I ought to mention that this is only at full speed and only when delivering the full load torque which is hardly ever the real operating point on a woodturning lathe. On any machine with electronic variable speed (aka, inverter), the available torque below base speed (1740 RPM in this case) is essentially constant, but the first equation tells us that the available power varies in direct proportion to the speed.
So, how about the 6 FP (foal power) shop vac? The shop vac uses a universal motor connected to a small squirrel cage blower. Universal motors have some odd characteristics. Their speed is not regulated in the sense that an AC motor is. At the maximum speed, the output power and output torque are both zero, therefore it is called the "no-load" speed. The peak power is reached between 1/4 and 1/2 no-load speed and peak torque is reached at zero speed, so for obvious reasons it is called the "stall torque".
But, how much power does it take to run a squirrel cage fan anyway? In free air, not much at all, but in a shop vac there is a meaningful pressure differential of several PSI, depending on how good the particular machine happens to be. I have a very good shop vac -- a Fein 9.77.25 with a nameplate rating of 1100 watts nominal power and maximum input power of 1200 watts (120 volts @ 10 Amps). I'm proud to say that machine really sucks. I have measured something around 7 in-Hg blocked-port vacuum.

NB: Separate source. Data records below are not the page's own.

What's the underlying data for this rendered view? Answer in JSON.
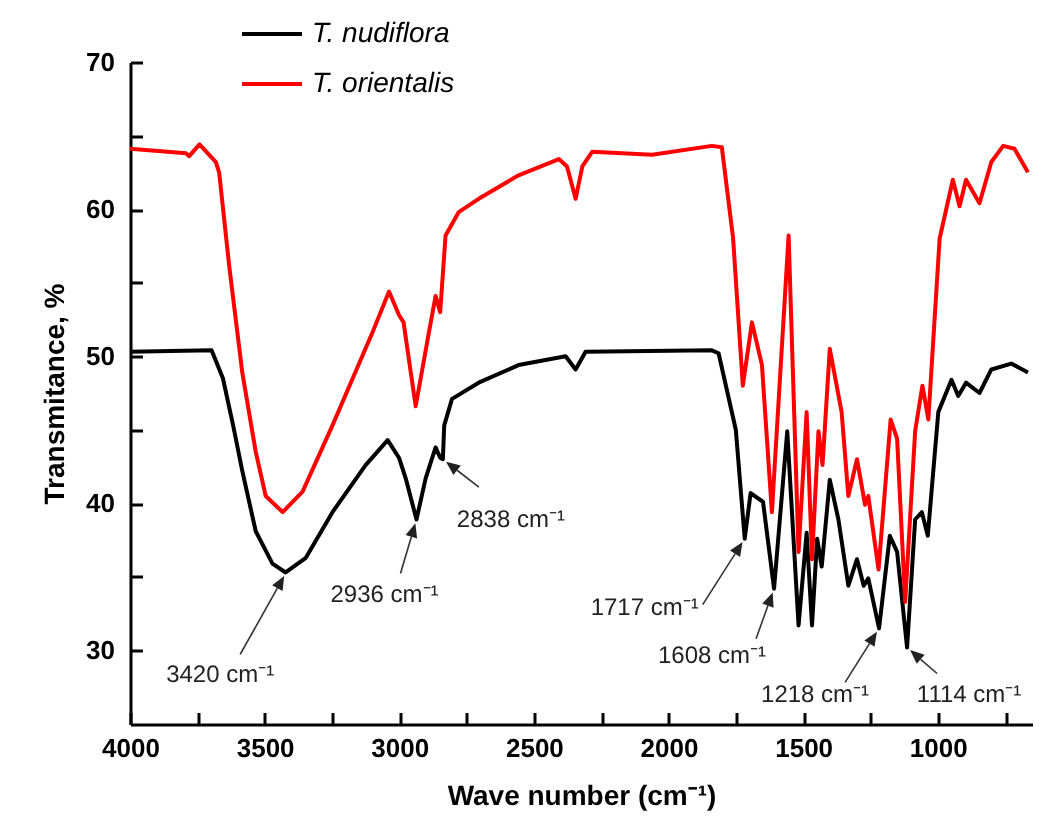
{
  "chart_data": {
    "type": "line",
    "xlabel": "Wave number (cm⁻¹)",
    "ylabel": "Transmitance, %",
    "xlim": [
      4000,
      650
    ],
    "ylim": [
      25,
      70
    ],
    "xticks": [
      4000,
      {
        "value": 3750,
        "label": null
      },
      3500,
      {
        "value": 3250,
        "label": null
      },
      3000,
      {
        "value": 2750,
        "label": null
      },
      2500,
      {
        "value": 2250,
        "label": null
      },
      2000,
      {
        "value": 1750,
        "label": null
      },
      1500,
      {
        "value": 1250,
        "label": null
      },
      1000,
      {
        "value": 750,
        "label": null
      }
    ],
    "yticks": [
      30,
      {
        "value": 35,
        "label": null
      },
      40,
      {
        "value": 45,
        "label": null
      },
      50,
      {
        "value": 55,
        "label": null
      },
      60,
      {
        "value": 65,
        "label": null
      },
      70
    ],
    "legend": "top left",
    "series": [
      {
        "name": "T. nudiflora",
        "color": "#000000",
        "x": [
          4000,
          3697,
          3655,
          3617,
          3583,
          3533,
          3471,
          3422,
          3347,
          3248,
          3125,
          3043,
          3001,
          2976,
          2936,
          2902,
          2865,
          2848,
          2838,
          2833,
          2804,
          2705,
          2557,
          2382,
          2345,
          2308,
          1839,
          1814,
          1750,
          1717,
          1695,
          1649,
          1608,
          1559,
          1517,
          1487,
          1467,
          1448,
          1431,
          1401,
          1369,
          1332,
          1300,
          1275,
          1258,
          1218,
          1178,
          1151,
          1114,
          1084,
          1059,
          1037,
          998,
          949,
          924,
          895,
          845,
          801,
          727,
          665
        ],
        "values": [
          50.3,
          50.4,
          48.5,
          45.3,
          42.2,
          38.1,
          35.9,
          35.3,
          36.3,
          39.4,
          42.6,
          44.3,
          43.1,
          41.7,
          38.9,
          41.7,
          43.8,
          43.1,
          43.0,
          45.3,
          47.1,
          48.2,
          49.4,
          50.0,
          49.1,
          50.3,
          50.4,
          50.2,
          45.0,
          37.6,
          40.7,
          40.1,
          34.2,
          44.9,
          31.7,
          38.0,
          31.7,
          37.6,
          35.7,
          41.6,
          38.9,
          34.4,
          36.2,
          34.4,
          34.9,
          31.5,
          37.8,
          36.7,
          30.2,
          38.9,
          39.4,
          37.8,
          46.2,
          48.4,
          47.3,
          48.2,
          47.5,
          49.1,
          49.5,
          48.9
        ]
      },
      {
        "name": "T. orientalis",
        "color": "#ff0000",
        "x": [
          4000,
          3792,
          3780,
          3742,
          3681,
          3669,
          3632,
          3583,
          3533,
          3496,
          3433,
          3359,
          3248,
          3100,
          3038,
          3001,
          2984,
          2939,
          2890,
          2865,
          2848,
          2828,
          2779,
          2705,
          2557,
          2407,
          2377,
          2345,
          2320,
          2283,
          2061,
          1839,
          1802,
          1760,
          1724,
          1690,
          1653,
          1616,
          1554,
          1517,
          1487,
          1467,
          1443,
          1428,
          1401,
          1357,
          1332,
          1300,
          1270,
          1258,
          1220,
          1175,
          1151,
          1121,
          1084,
          1057,
          1035,
          993,
          944,
          919,
          895,
          845,
          801,
          757,
          715,
          665
        ],
        "values": [
          64.1,
          63.8,
          63.6,
          64.4,
          63.2,
          62.5,
          56.2,
          48.9,
          43.5,
          40.5,
          39.4,
          40.8,
          45.3,
          51.6,
          54.4,
          52.8,
          52.3,
          46.6,
          51.6,
          54.1,
          53.0,
          58.2,
          59.8,
          60.7,
          62.3,
          63.4,
          62.9,
          60.7,
          62.9,
          63.9,
          63.7,
          64.3,
          64.2,
          58.0,
          48.0,
          52.3,
          49.4,
          39.4,
          58.2,
          36.7,
          46.2,
          36.2,
          44.9,
          42.6,
          50.5,
          46.2,
          40.5,
          43.0,
          39.9,
          40.5,
          35.5,
          45.7,
          44.4,
          33.3,
          44.9,
          48.0,
          45.7,
          58.0,
          62.0,
          60.2,
          62.0,
          60.4,
          63.2,
          64.3,
          64.1,
          62.5
        ]
      }
    ],
    "annotations": [
      {
        "text": "3420 cm⁻¹",
        "x": 3420,
        "y": 35.3
      },
      {
        "text": "2936 cm⁻¹",
        "x": 2936,
        "y": 38.9
      },
      {
        "text": "2838 cm⁻¹",
        "x": 2838,
        "y": 43.0
      },
      {
        "text": "1717 cm⁻¹",
        "x": 1717,
        "y": 37.6
      },
      {
        "text": "1608 cm⁻¹",
        "x": 1608,
        "y": 34.2
      },
      {
        "text": "1218 cm⁻¹",
        "x": 1218,
        "y": 31.5
      },
      {
        "text": "1114 cm⁻¹",
        "x": 1114,
        "y": 30.2
      }
    ]
  }
}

We know that the mechanical output power can't be greater than the electrical input power and the efficiency of a universal motor is all over the map from zero to approximately 50% maximum. One horsepower is 746 watts, so 1200 watts would be 1.6 HP input power. Assuming a best-case 50% efficiency for the motor of the shop vac, the maximum mechanical output power would be approximately 0.8 HP. That's not slouching, but it is shy of the 6 HP claimed by the unmentioned brand by a factor of 7.5. I am sure that the marketeers for brand X have a song-and-dance routine to waltz around that minor discrepancy.
Small pieces are a problem with a regular vacuum chuck as well. The holding power is 14lbs per square inch.
It would be a bit less than that. A hard vacuum is 14.7 PSI differential. There are an abundance of air leaks in a vacuum chucking system and practical pumps for vacuum chucking run a bit closer to 26 in-Hg (12.8 PSI).